The death penalty is the worst form of
violation of the human rights. It is because; the right to life for every
individual is the most important right that they hold. Capital punishment,
therefore, violates the fundamental right and inflicts psychological torture.
The human rights activists strongly oppose the death penalty calling it cruel,
degrading and inhuman form of punishment. The Amnesty International considers
it as a constant denial of human rights. In contrast, those in support of the
capital, punishment cite the classic doctrine of natural rights (Death Penalty
Information Center). As was expanded by Locke and Blackstone, it is important
that ban individual can forfeit the right to life. John Stuart Mill argued that
the deterrence of a person from inflicting suffering on others was possible
through causing similar pain to them. According to him, it is the whole purpose
of the justice system just as a person is fined or jailed for a wrong, they may
also be executed for more aggravated crimes.
The death penalty is an irreversible
case in case a mistake is made. Once a person is executed, even with the
emergence of evidence that they were guilty, then it would be too late, and
that would not be justice to them. In fact, in the United States, there are
several cases of individuals that have been recalled from the death row
following surfacing evidence of their innocence (Death Penalty Information
Center). It means that several others are wrongfully sentenced and murdered
before they can prove their innocence that beats the whole logic of the serving
justice. Those who support the death penalty may be fast to note that the
number of wrong sentences is negligible as compared to the right ones
There are indications of discrimination
in the implementation of the death penalty statutes. Prof. K. Beckett, Univ. of
Washington stated that jurors in Washington were three times more likely to
recommend the death sentence for a black defendant than for a white defendant
in a similar case. Moreover, there are studies in California indicating that
those who kill a white person were three times more likely to get the death
sentence if they are black and four times likely if they are Latino (Death
Penalty Information Center).
Conclusion
In conclusion, the death penalty has
been an issue that has sparked massive controversy over the years. The issue
has faced extensive reforms since it started and has always faced debate with
some people opposing it and others supporting it strongly. It also brings out
huge controversies and misunderstandings with other statutes of the law and
hence has been subjected to interpretations in the course of time. In the United
States, the Eighth Amendment has protected the fundamental rights to life for
individuals and hence having the death penalty a contradiction to the death
penalty. Because of the inhumane nature of its methods and the process, many
countries around the world have completely abolished the death penalty.

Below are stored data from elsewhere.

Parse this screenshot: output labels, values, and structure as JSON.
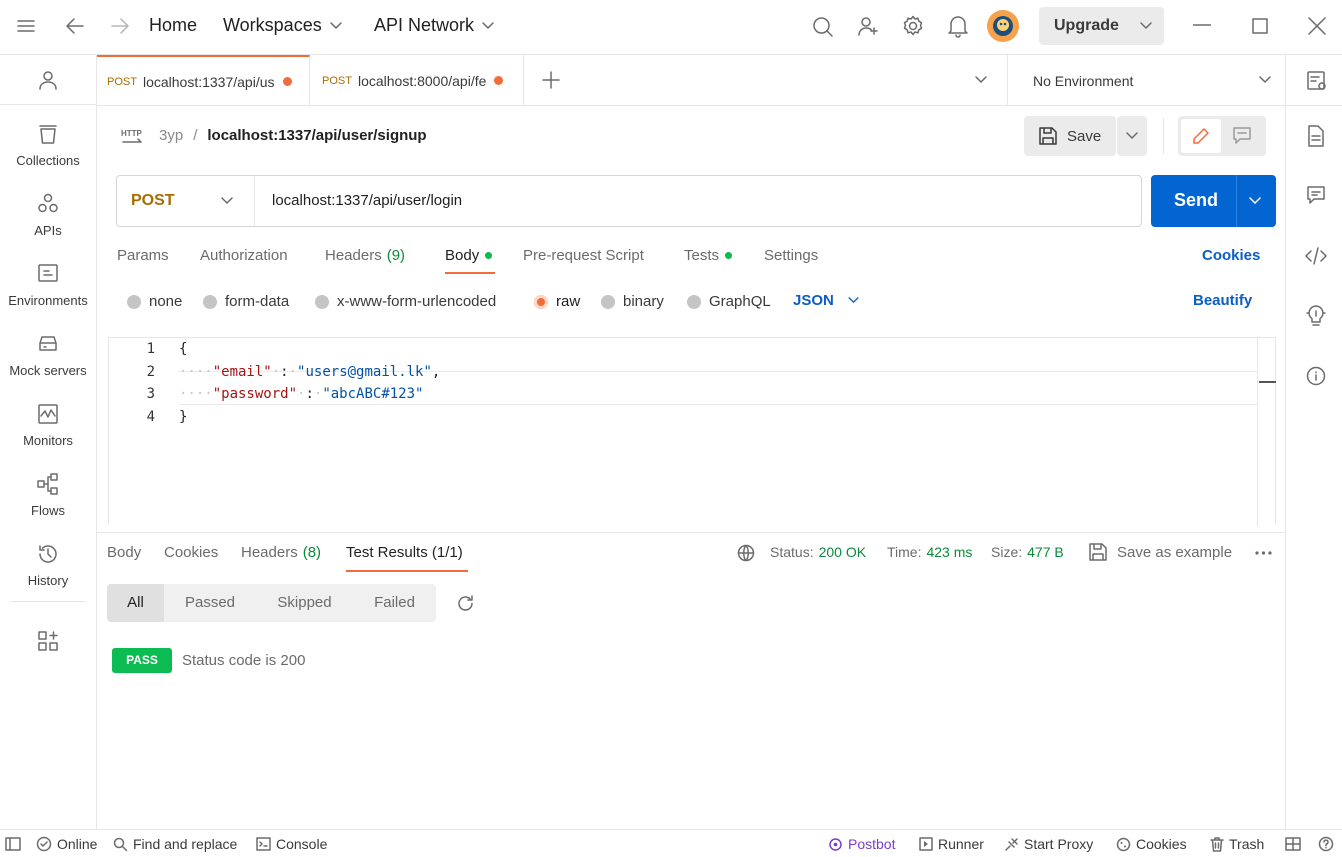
{
  "topbar": {
    "home": "Home",
    "workspaces": "Workspaces",
    "api_network": "API Network",
    "upgrade": "Upgrade"
  },
  "sidebar": {
    "items": [
      {
        "label": "Collections",
        "icon": "collections-icon"
      },
      {
        "label": "APIs",
        "icon": "apis-icon"
      },
      {
        "label": "Environments",
        "icon": "environments-icon"
      },
      {
        "label": "Mock servers",
        "icon": "mock-servers-icon"
      },
      {
        "label": "Monitors",
        "icon": "monitors-icon"
      },
      {
        "label": "Flows",
        "icon": "flows-icon"
      },
      {
        "label": "History",
        "icon": "history-icon"
      }
    ]
  },
  "tabs": [
    {
      "method": "POST",
      "url": "localhost:1337/api/us"
    },
    {
      "method": "POST",
      "url": "localhost:8000/api/fe"
    }
  ],
  "environment": "No Environment",
  "breadcrumb": {
    "workspace": "3yp",
    "separator": "/",
    "request": "localhost:1337/api/user/signup"
  },
  "save_label": "Save",
  "request": {
    "method": "POST",
    "url": "localhost:1337/api/user/login",
    "send": "Send"
  },
  "request_tabs": {
    "params": "Params",
    "authorization": "Authorization",
    "headers": "Headers",
    "headers_count": "(9)",
    "body": "Body",
    "pre_request": "Pre-request Script",
    "tests": "Tests",
    "settings": "Settings",
    "cookies": "Cookies"
  },
  "body_types": {
    "none": "none",
    "form_data": "form-data",
    "urlencoded": "x-www-form-urlencoded",
    "raw": "raw",
    "binary": "binary",
    "graphql": "GraphQL",
    "format": "JSON",
    "beautify": "Beautify",
    "selected": "raw"
  },
  "editor": {
    "line_numbers": [
      "1",
      "2",
      "3",
      "4"
    ],
    "open_brace": "{",
    "close_brace": "}",
    "email_key": "\"email\"",
    "email_value": "\"users@gmail.lk\"",
    "password_key": "\"password\"",
    "password_value": "\"abcABC#123\""
  },
  "response": {
    "tabs": {
      "body": "Body",
      "cookies": "Cookies",
      "headers": "Headers",
      "headers_count": "(8)",
      "test_results": "Test Results (1/1)"
    },
    "status_label": "Status:",
    "status_value": "200 OK",
    "time_label": "Time:",
    "time_value": "423 ms",
    "size_label": "Size:",
    "size_value": "477 B",
    "save_example": "Save as example",
    "filters": [
      "All",
      "Passed",
      "Skipped",
      "Failed"
    ],
    "selected_filter": "All",
    "result_badge": "PASS",
    "result_text": "Status code is 200"
  },
  "statusbar": {
    "online": "Online",
    "find_replace": "Find and replace",
    "console": "Console",
    "postbot": "Postbot",
    "runner": "Runner",
    "start_proxy": "Start Proxy",
    "cookies": "Cookies",
    "trash": "Trash"
  },
  "colors": {
    "accent": "#f26b3a",
    "send_button": "#0265d2",
    "link_blue": "#0c5ec4",
    "success_green": "#0cbb52",
    "method_post": "#a86c00"
  }
}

However, the United States remain divided on the issue with some states
supporting capital punishment while others are opposing it strongly. Therefore,
it is a matter has a long history of controversy and continues to spark
division on its eligibility. However, the arbitrariness of the laws governing
the capital punishment penalty is still evident. There are indications of
discrimination based on race and has, therefore, been subject to biases by the
jury. The discrimination and lack of sound systems for ascertaining who should
be sentenced to death as well as the controversies on the legality of the death
penalty make no justice at all. Therefore, the death penalty should be
abolished at all costs in every democratic and civilized society.